Here are five critical practice programs involving Spark DataFrame operations, along with their solutions:
Practice Program 1: Reading and Writing DataFrames #
Problem Statement: Read a CSV file into a Spark DataFrame, perform some transformations, and write the transformed DataFrame to a new CSV file.
Solution:
from pyspark.sql import SparkSession
# Initialize Spark session
spark = SparkSession.builder.appName("ReadWriteDataFrame").getOrCreate()
# Read CSV file into DataFrame
df = spark.read.csv("input.csv", header=True, inferSchema=True)
# Perform transformations
df_filtered = df.filter(df['age'] > 30)
df_selected = df_filtered.select('name', 'age')
# Write transformed DataFrame to a new CSV file
df_selected.write.csv("output.csv", header=True)
# Stop Spark session
spark.stop()
Practice Program 2: DataFrame Aggregations #
Problem Statement: Calculate the average salary for each department from a given DataFrame.
Solution:
from pyspark.sql import SparkSession
# Initialize Spark session
spark = SparkSession.builder.appName("DataFrameAggregation").getOrCreate()
# Sample data
data = [("John", "HR", 3000), ("Doe", "HR", 4000),
("Jane", "IT", 5000), ("Mary", "IT", 6000)]
# Create DataFrame
columns = ["name", "department", "salary"]
df = spark.createDataFrame(data, columns)
# Group by department and calculate average salary
avg_salary_df = df.groupBy("department").avg("salary")
# Show the result
avg_salary_df.show()
# Stop Spark session
spark.stop()
Practice Program 3: Joining DataFrames #
Problem Statement: Join two DataFrames on a common column and select specific columns from the resulting DataFrame.
Solution:
from pyspark.sql import SparkSession
# Initialize Spark session
spark = SparkSession.builder.appName("JoinDataFrames").getOrCreate()
# Sample data
data1 = [("John", 1), ("Doe", 2), ("Jane", 3)]
data2 = [(1, "HR"), (2, "IT"), (3, "Finance")]
# Create DataFrames
columns1 = ["name", "dept_id"]
columns2 = ["dept_id", "department"]
df1 = spark.createDataFrame(data1, columns1)
df2 = spark.createDataFrame(data2, columns2)

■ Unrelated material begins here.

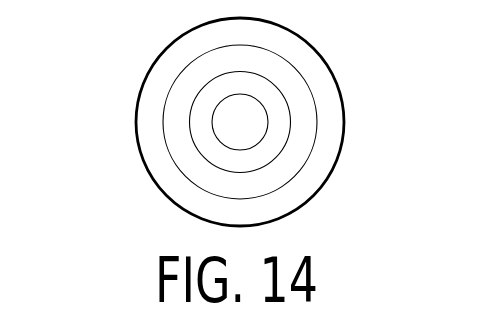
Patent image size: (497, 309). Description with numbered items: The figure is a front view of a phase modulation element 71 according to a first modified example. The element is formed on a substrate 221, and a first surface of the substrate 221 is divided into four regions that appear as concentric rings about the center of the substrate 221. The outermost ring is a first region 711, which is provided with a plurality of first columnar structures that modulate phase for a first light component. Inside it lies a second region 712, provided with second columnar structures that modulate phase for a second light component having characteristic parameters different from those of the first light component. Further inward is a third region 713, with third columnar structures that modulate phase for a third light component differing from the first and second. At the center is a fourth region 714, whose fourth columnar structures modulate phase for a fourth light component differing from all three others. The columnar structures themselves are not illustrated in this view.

# Join DataFrames on dept_id
joined_df = df1.join(df2, "dept_id")
# Select specific columns
result_df = joined_df.select("name", "department")
# Show the result
result_df.show()
# Stop Spark session
spark.stop()
Practice Program 4: Handling Missing Data #
Problem Statement: Handle missing data in a DataFrame by filling missing values with a default value.
Solution:
from pyspark.sql import SparkSession
# Initialize Spark session
spark = SparkSession.builder.appName("HandleMissingData").getOrCreate()
# Sample data
data = [("John", None), ("Doe", 25), ("Jane", None), ("Mary", 30)]
# Create DataFrame
columns = ["name", "age"]
df = spark.createDataFrame(data, columns)
# Fill missing values with a default value
df_filled = df.fillna({'age': 0})
# Show the result
df_filled.show()
# Stop Spark session
spark.stop()
Practice Program 5: DataFrame UDF (User Defined Functions) #
Problem Statement: Create a custom function to transform a column in a DataFrame using a UDF.
Solution:
from pyspark.sql import SparkSession
from pyspark.sql.functions import udf
from pyspark.sql.types import StringType
# Initialize Spark session
spark = SparkSession.builder.appName("DataFrameUDF").getOrCreate()
# Sample data
data = [("John", "HR"), ("Doe", "IT"), ("Jane", "Finance")]
# Create DataFrame
columns = ["name", "department"]
df = spark.createDataFrame(data, columns)
# Define UDF to convert department to uppercase
def convert_uppercase(department):
return department.upper()
# Register UDF
convert_uppercase_udf = udf(convert_uppercase, StringType())
# Apply UDF to DataFrame
df_transformed = df.withColumn("department_upper", convert_uppercase_udf(df["department"]))
# Show the result
df_transformed.show()
# Stop Spark session
spark.stop()
These practice programs cover reading/writing data, aggregations, joins, handling missing data, and using UDFs in Spark DataFrame operations. They provide a solid foundation for working with Spark DataFrames in various scenarios.